Gebiedsspecifiek toetsingskader
Bij toepassing van een partij baggerspecie op of in landbodem binnen het gebiedsspecifieke toetsingskader gelden de normen (Lokale Maximale Waarden), zoals deze door de gemeenteraad zijn vastgesteld en zijn vastgelegd in een Nota bodembeheer. Deze normen kunnen soepeler of strenger zijn dat de normen die op basis van het generieke kader zouden gelden.
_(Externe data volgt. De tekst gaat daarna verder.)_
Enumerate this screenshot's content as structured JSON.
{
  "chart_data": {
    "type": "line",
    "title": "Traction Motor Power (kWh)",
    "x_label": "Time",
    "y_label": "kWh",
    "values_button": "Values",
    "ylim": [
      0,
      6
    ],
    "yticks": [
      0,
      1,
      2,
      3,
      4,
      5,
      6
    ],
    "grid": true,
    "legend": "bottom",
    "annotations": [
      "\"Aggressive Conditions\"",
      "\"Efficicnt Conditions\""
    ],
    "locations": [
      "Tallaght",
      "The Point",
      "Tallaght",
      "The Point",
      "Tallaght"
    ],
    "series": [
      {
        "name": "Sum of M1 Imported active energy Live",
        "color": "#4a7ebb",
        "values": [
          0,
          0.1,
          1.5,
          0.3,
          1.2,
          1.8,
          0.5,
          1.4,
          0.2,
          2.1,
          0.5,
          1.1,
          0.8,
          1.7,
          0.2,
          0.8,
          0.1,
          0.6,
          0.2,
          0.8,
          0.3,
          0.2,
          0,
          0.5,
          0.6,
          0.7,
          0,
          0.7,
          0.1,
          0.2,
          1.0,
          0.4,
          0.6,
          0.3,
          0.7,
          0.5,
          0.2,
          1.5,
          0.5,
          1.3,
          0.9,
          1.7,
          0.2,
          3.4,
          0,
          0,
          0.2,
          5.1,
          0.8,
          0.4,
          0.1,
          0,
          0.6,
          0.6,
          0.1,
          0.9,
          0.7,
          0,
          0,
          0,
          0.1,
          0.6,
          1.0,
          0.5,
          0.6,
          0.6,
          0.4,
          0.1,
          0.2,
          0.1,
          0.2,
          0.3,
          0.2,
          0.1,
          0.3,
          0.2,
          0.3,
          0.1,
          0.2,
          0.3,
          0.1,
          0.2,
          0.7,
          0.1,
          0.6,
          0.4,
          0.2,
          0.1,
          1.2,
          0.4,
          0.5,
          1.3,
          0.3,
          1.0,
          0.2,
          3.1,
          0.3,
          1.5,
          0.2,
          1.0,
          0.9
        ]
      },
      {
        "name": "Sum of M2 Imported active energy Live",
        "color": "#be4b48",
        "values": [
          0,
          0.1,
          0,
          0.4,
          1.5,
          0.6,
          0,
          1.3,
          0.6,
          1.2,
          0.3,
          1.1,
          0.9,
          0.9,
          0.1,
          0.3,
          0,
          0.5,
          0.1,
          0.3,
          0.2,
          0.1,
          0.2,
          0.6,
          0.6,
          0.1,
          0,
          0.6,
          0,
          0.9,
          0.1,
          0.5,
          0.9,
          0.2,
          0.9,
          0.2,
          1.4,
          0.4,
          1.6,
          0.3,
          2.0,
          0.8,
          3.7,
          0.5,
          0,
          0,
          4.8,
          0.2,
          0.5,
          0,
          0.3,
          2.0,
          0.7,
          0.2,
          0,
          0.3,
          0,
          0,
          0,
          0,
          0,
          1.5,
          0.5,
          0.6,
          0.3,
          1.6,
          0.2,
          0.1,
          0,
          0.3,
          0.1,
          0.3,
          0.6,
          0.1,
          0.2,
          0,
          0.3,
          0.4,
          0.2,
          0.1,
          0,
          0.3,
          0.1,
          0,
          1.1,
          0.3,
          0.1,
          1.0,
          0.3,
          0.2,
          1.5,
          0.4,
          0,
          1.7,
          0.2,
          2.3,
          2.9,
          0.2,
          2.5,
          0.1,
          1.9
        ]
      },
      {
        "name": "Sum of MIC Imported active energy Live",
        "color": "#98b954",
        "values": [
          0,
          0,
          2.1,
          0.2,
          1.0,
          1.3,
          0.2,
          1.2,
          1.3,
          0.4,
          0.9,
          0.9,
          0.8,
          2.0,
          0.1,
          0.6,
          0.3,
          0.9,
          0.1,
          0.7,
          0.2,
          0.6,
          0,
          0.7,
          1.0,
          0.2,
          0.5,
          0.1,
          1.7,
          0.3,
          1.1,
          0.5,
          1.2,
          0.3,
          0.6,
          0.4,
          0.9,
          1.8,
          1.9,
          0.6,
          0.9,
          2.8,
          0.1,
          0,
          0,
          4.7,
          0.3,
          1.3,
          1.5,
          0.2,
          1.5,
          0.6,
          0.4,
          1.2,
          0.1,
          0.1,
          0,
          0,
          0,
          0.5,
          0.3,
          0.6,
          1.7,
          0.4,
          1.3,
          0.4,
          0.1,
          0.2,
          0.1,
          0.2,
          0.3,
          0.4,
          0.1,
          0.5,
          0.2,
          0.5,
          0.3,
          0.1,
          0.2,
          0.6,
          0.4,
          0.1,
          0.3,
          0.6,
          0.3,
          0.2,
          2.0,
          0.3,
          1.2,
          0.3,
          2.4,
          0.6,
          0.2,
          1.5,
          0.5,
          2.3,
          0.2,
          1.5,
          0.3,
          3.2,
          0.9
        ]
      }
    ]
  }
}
Op externe linkwww.bodemloket.nl vindt u een overzicht van gebieden waarvoor gebiedsspecifiek beleid van toepassing is.

Toepassingsmogelijkheden grond in oppervlaktewater
Bij toepassing van grond (en baggerspecie) in oppervlaktewater (op de waterbodem) is generiek of gebiedsspecifiek beleid mogelijk.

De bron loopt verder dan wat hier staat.